The essence of the film is that, at the turn of the century, Japan's economy collapses and employment skyrockets. Children become disillusioned with adults and start openly rebelling against teachers, police, parents, etc. The Government then creates and passes a law, commonly known as "BR." What the act provides for is that classes of 8th or 9th graders (I can't remember...) are taken to an island to fight to the death. And that's what happens in our film. It's "Lord of the Flies" meets "The Most Dangerous Game," meets "Pokemon."
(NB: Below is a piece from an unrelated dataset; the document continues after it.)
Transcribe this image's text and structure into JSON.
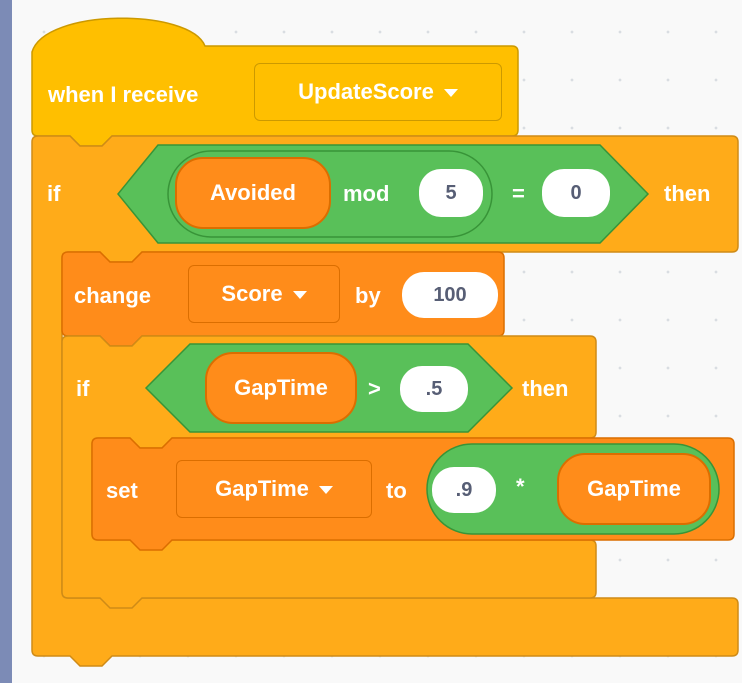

A class boards a bus for a field trip, and after being drugged unconscious, arrives at an island. They realize that around their necks are metal collars with some sort of electronic device. They are greeted by a small group of armed infantry, and, to their unfortunate surprise, their teacher from the previous year. After reminding the class of how terrible they were to him, the teacher explains the situation. The kids are stuck on an island for the next three days. Only one kids will leave the island at the end of the contest, provided only that all the other kids are dead. If more than one kid is alive at the close of the contest, the collars will explode and kill all the kids. Any misdeed, tampering, etc., will cause the collar to explode. Each kid is issued a satchel with some provisions and a "weapon." I say "weapon" because the "weapon" each kid is issued is different. Some are issued a firearm, another a bow and arrow, the next a knife, and others were issued binoculars, and one kid got a gps unit.

Let the killing begin. There is a tender love story contained within the violence, but most of it is overshadowed with death and dismemberment. And it is very bloody. It's a slasher film at it's core, and I think it does an effective job at scaring the bejebbies out of you and providing realistic, yet stylized violence. Quentin Tarantino likes the film, to give you an idea. Very well done, very violent, very "not suitable for children."